HACKER Q&A
📣 atleastoptimal

Do you think some devs are in denial regarding coming AI changes?


Reading a recent thread on people's anticipations on how the job market will change due to AI in 5 years, it seems many people are somewhat reluctant to admit the scope of change just on the horizon. There seems to be a somewhat pervasive sentiment that AI will just be "more of the same" and the same old rules will still apply years down the line. Specifically, I've repeatedly noticed the following sentiments, which I disagree with:

1. LLM/their obvious ancestors are nearly maximized in their effectiveness, and will fade and another tech hype cycle will take its place

2. While most junior level dev work is easily automatable, mid-senior level dev work cannot be replaced and in 5 years time will be no sooner able to be replaced

3. LLM's and AI coding tools will actually make code worse and less efficient, cancelling out any presumed efficiency gains from their use.

The overall sentiment from some senior devs regarding recent changes in the job market I seem to be picking up is: "Haha I feel bad for all you Junior dev's who can't get a job now, but AI will never replace ME".

Anyone who agrees with any of the 3 sentiments, what is the justification backing up your belief? Do you feel the general cynicism/dismissiveness is justifiable?


  👤 micahdeath Accepted Answer ✓
It'll probably be more like the chat bots or automated call centers that just annoy people.

If it's on the web it can do it, but if it's new or complex it doesn't seem to work. Mostly, I see it as an interface to reporting and maybe calling some API's.

The conversion of data tests I've tried all failed horribly.


👤 robswc
>Anyone who agrees with any of the 3 sentiments, what is the justification backing up your belief? Do you feel the general cynicism/dismissiveness is justifiable?

>While most junior level dev work is easily automatable, mid-senior level dev work cannot be replaced and in 5 years time will be no sooner able to be replaced

Because companies were not set up with the idea of being able to contextualize and feed all their internal information into an AI. Maybe going forward, this will change... _maybe_ in 10-20 years (rather arbitrary I guess) one or two "managers" could use AI to interface with customers but for the foreseeable future, I just don't see how it could work.

Assume you had an LLM that would never hallucinate or give a "wrong" answer.

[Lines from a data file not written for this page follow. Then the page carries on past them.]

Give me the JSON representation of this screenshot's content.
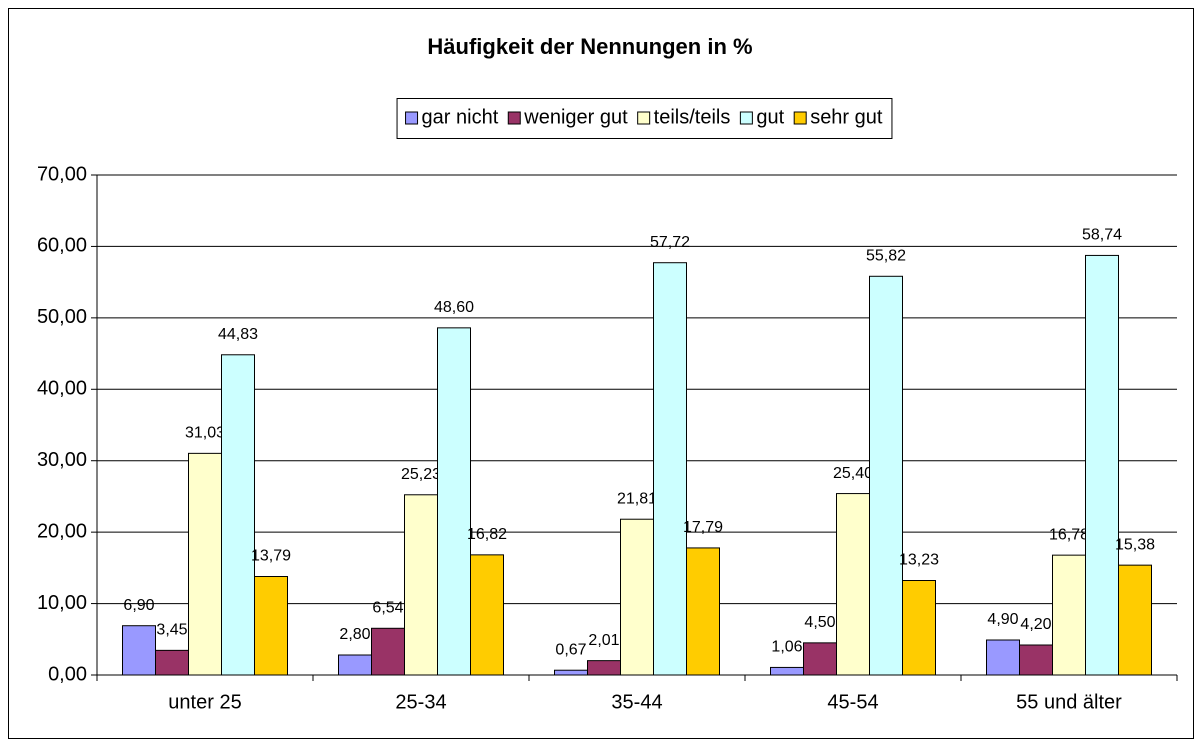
{
  "chart_data": {
    "type": "bar",
    "title": "Häufigkeit der Nennungen in %",
    "categories": [
      "unter 25",
      "25-34",
      "35-44",
      "45-54",
      "55 und älter"
    ],
    "series": [
      {
        "name": "gar nicht",
        "color": "#9999ff",
        "values": [
          6.9,
          2.8,
          0.67,
          1.06,
          4.9
        ],
        "value_labels": [
          "6,90",
          "2,80",
          "0,67",
          "1,06",
          "4,90"
        ]
      },
      {
        "name": "weniger gut",
        "color": "#993366",
        "values": [
          3.45,
          6.54,
          2.01,
          4.5,
          4.2
        ],
        "value_labels": [
          "3,45",
          "6,54",
          "2,01",
          "4,50",
          "4,20"
        ]
      },
      {
        "name": "teils/teils",
        "color": "#ffffcc",
        "values": [
          31.03,
          25.23,
          21.81,
          25.4,
          16.78
        ],
        "value_labels": [
          "31,03",
          "25,23",
          "21,81",
          "25,40",
          "16,78"
        ]
      },
      {
        "name": "gut",
        "color": "#ccffff",
        "values": [
          44.83,
          48.6,
          57.72,
          55.82,
          58.74
        ],
        "value_labels": [
          "44,83",
          "48,60",
          "57,72",
          "55,82",
          "58,74"
        ]
      },
      {
        "name": "sehr gut",
        "color": "#ffcc00",
        "values": [
          13.79,
          16.82,
          17.79,
          13.23,
          15.38
        ],
        "value_labels": [
          "13,79",
          "16,82",
          "17,79",
          "13,23",
          "15,38"
        ]
      }
    ],
    "ylim": [
      0,
      70
    ],
    "yticks": [
      {
        "value": 0,
        "label": "0,00"
      },
      {
        "value": 10,
        "label": "10,00"
      },
      {
        "value": 20,
        "label": "20,00"
      },
      {
        "value": 30,
        "label": "30,00"
      },
      {
        "value": 40,
        "label": "40,00"
      },
      {
        "value": 50,
        "label": "50,00"
      },
      {
        "value": 60,
        "label": "60,00"
      },
      {
        "value": 70,
        "label": "70,00"
      }
    ],
    "grid": true,
    "legend": "top"
  }
}
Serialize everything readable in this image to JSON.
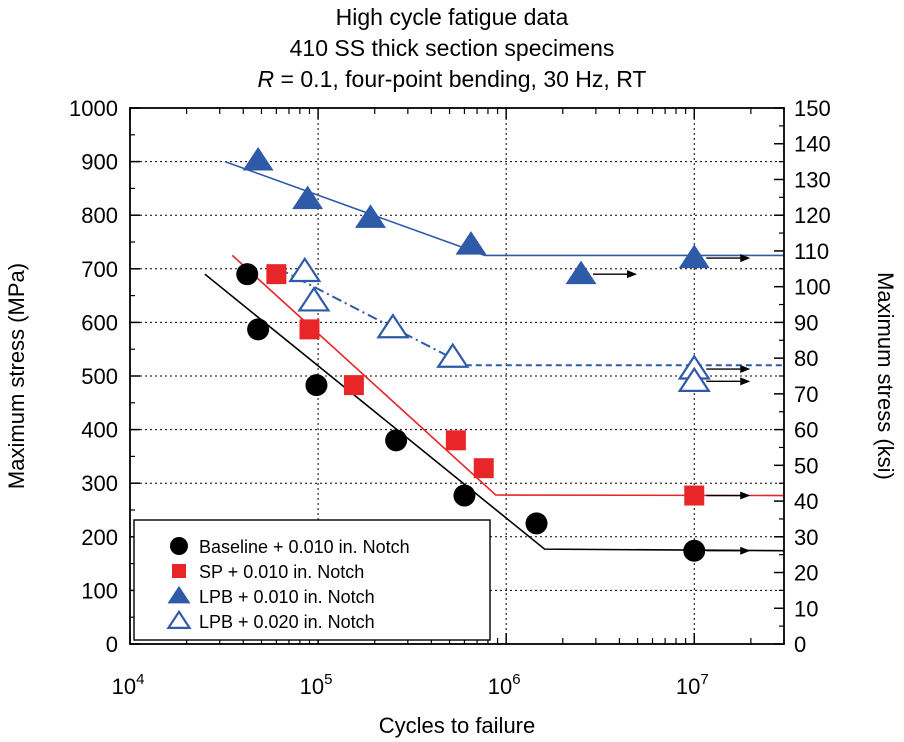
{
  "chart_data": {
    "type": "scatter",
    "title_lines": [
      "High cycle fatigue data",
      "410 SS thick section specimens"
    ],
    "conditions": {
      "r_symbol": "R",
      "r_rest": " = 0.1, four-point bending, 30 Hz, RT"
    },
    "xlabel": "Cycles to failure",
    "ylabel_left": "Maximum stress (MPa)",
    "ylabel_right": "Maximum stress (ksi)",
    "x_scale": "log",
    "xlim": [
      10000,
      30000000
    ],
    "x_ticks": [
      {
        "value": 10000,
        "base": "10",
        "exp": "4"
      },
      {
        "value": 100000,
        "base": "10",
        "exp": "5"
      },
      {
        "value": 1000000,
        "base": "10",
        "exp": "6"
      },
      {
        "value": 10000000,
        "base": "10",
        "exp": "7"
      }
    ],
    "ylim_left": [
      0,
      1000
    ],
    "y_ticks_left": [
      "0",
      "100",
      "200",
      "300",
      "400",
      "500",
      "600",
      "700",
      "800",
      "900",
      "1000"
    ],
    "ylim_right": [
      0,
      150
    ],
    "y_ticks_right": [
      "0",
      "10",
      "20",
      "30",
      "40",
      "50",
      "60",
      "70",
      "80",
      "90",
      "100",
      "110",
      "120",
      "130",
      "140",
      "150"
    ],
    "grid": "dotted",
    "legend_position": "bottom-left",
    "series": [
      {
        "name": "Baseline + 0.010 in. Notch",
        "marker": "circle",
        "color": "#000000",
        "points": [
          [
            42000,
            690
          ],
          [
            48000,
            587
          ],
          [
            98000,
            483
          ],
          [
            260000,
            380
          ],
          [
            600000,
            277
          ],
          [
            1450000,
            225
          ],
          [
            10000000,
            174,
            "runout"
          ]
        ],
        "fit": [
          [
            25000,
            690
          ],
          [
            1600000,
            177
          ],
          [
            30000000,
            174
          ]
        ],
        "fit_style": "solid"
      },
      {
        "name": "SP + 0.010 in. Notch",
        "marker": "square",
        "color": "#e8262a",
        "points": [
          [
            60000,
            690
          ],
          [
            90000,
            587
          ],
          [
            155000,
            483
          ],
          [
            540000,
            380
          ],
          [
            760000,
            328
          ],
          [
            10000000,
            277,
            "runout"
          ]
        ],
        "fit": [
          [
            35000,
            725
          ],
          [
            880000,
            278
          ],
          [
            30000000,
            277
          ]
        ],
        "fit_style": "solid"
      },
      {
        "name": "LPB + 0.010 in. Notch",
        "marker": "triangle",
        "color": "#2f5aa8",
        "points": [
          [
            48000,
            902
          ],
          [
            88000,
            830
          ],
          [
            190000,
            795
          ],
          [
            650000,
            745
          ],
          [
            2500000,
            690,
            "runout"
          ],
          [
            10000000,
            720,
            "runout"
          ]
        ],
        "fit": [
          [
            32000,
            900
          ],
          [
            770000,
            725
          ],
          [
            30000000,
            725
          ]
        ],
        "fit_style": "solid"
      },
      {
        "name": "LPB + 0.020 in. Notch",
        "marker": "triangle-open",
        "color": "#2f5aa8",
        "points": [
          [
            85000,
            695
          ],
          [
            95000,
            640
          ],
          [
            250000,
            590
          ],
          [
            520000,
            535
          ],
          [
            10000000,
            513,
            "runout"
          ],
          [
            10000000,
            490,
            "runout"
          ]
        ],
        "fit": [
          [
            62000,
            700
          ],
          [
            610000,
            520
          ],
          [
            30000000,
            520
          ]
        ],
        "fit_style": "dashdot-then-dashed"
      }
    ]
  }
}
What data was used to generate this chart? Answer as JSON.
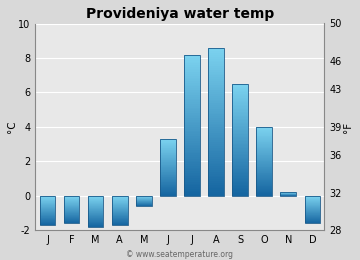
{
  "title": "Provideniya water temp",
  "months": [
    "J",
    "F",
    "M",
    "A",
    "M",
    "J",
    "J",
    "A",
    "S",
    "O",
    "N",
    "D"
  ],
  "values_c": [
    -1.7,
    -1.6,
    -1.8,
    -1.7,
    -0.6,
    3.3,
    8.2,
    8.6,
    6.5,
    4.0,
    0.2,
    -1.6
  ],
  "ylim_c": [
    -2,
    10
  ],
  "ylim_f": [
    28,
    50
  ],
  "yticks_c": [
    -2,
    0,
    2,
    4,
    6,
    8,
    10
  ],
  "yticks_f": [
    28,
    32,
    36,
    39,
    43,
    46,
    50
  ],
  "ylabel_left": "°C",
  "ylabel_right": "°F",
  "bg_color": "#d9d9d9",
  "plot_bg": "#e8e8e8",
  "bar_top_color": "#7dd4f0",
  "bar_bottom_color": "#1565a0",
  "bar_edge_color": "#1a5a8a",
  "watermark": "© www.seatemperature.org",
  "title_fontsize": 10,
  "axis_fontsize": 7.5,
  "tick_fontsize": 7
}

Someone still has to hook that up and constantly feed it context or its rather useless.


👤 themerone
We could be headed towards a future where 80% of software is written by AI, but the other 20% requires 200 million humans.

AI will likely revolutionize some software development tasks, but it is too hard to predict the long term effects when we don't even know the future demand for software.


👤 superchroma
My job is messy. AI isn't about to replace that or figure it out. Humans naturally are inclined to create complexity. Product owners, designers, etc.; the apparatus of business. It all comes down to us.

AI can take the business of shunting flat boring data around in APIs, but everything else isn't quite such low hanging fruit. It can also have a crack at complex data analysis in really constrained problems, say, feature detection. I can't see dealing with the infinitely variable whims of UI designers or approaching new problems to be within its purview however.


👤 elfbargpt
I echo a lot of what the other people in here are saying.

I'm also pretty convinced that AI won't replace software dev any earlier than it will replace the majority of corporate jobs, and at that point everyone has a problem.


👤 JoeMayoBot
My impression is that the state-of-the-art AI is building models based on existing content and just re-packaging the result in a way that looks intelligent. Please inform me if you are aware of instances where this isn't fully accurate. The code you're seeing generated may have already been written on GitHub or came from a StackOverflow answer. The explanations you get might have come from WikiPedia or some blog post. If people stopped creating content in a specific domain, the AI wouldn't be able to answer any new questions in that domain. If you want to verify this, visit the bing search engine and scroll up to use the ChatGPT search. You'll see that it gives an answer and provides links to sources. If you read those sources, you'll see exactly what I mean because the ChatGPT answer looks nearly identical.

There's also a valid point that you shouldn't copy/paste code from a forum or other source without fully understanding that code and ensuring its correctness. Blindly relying on AI potentially violates that practice. Also, who do you credit the source of the code to because the AI got the code from somewhere else and might not tell you the true origin.

I have heard some rumblings about copyright violation and plagiarism. Clearly there's loss of income for some content creators who advertise because whoever read the ChatGPT answer is unlikely to follow the links, resulting in lost revenue for the original author. So, in addition to the wisdom of senior devs who have tried the AI and are skeptical, there's potential for its use to be diminished via legal means.

We don't know what the future holds and should question everything.


👤 ChatGTP
I think even if it replace devs, the devs will make up some other bullshit job to do. Most software development is bullshit so it's already this way.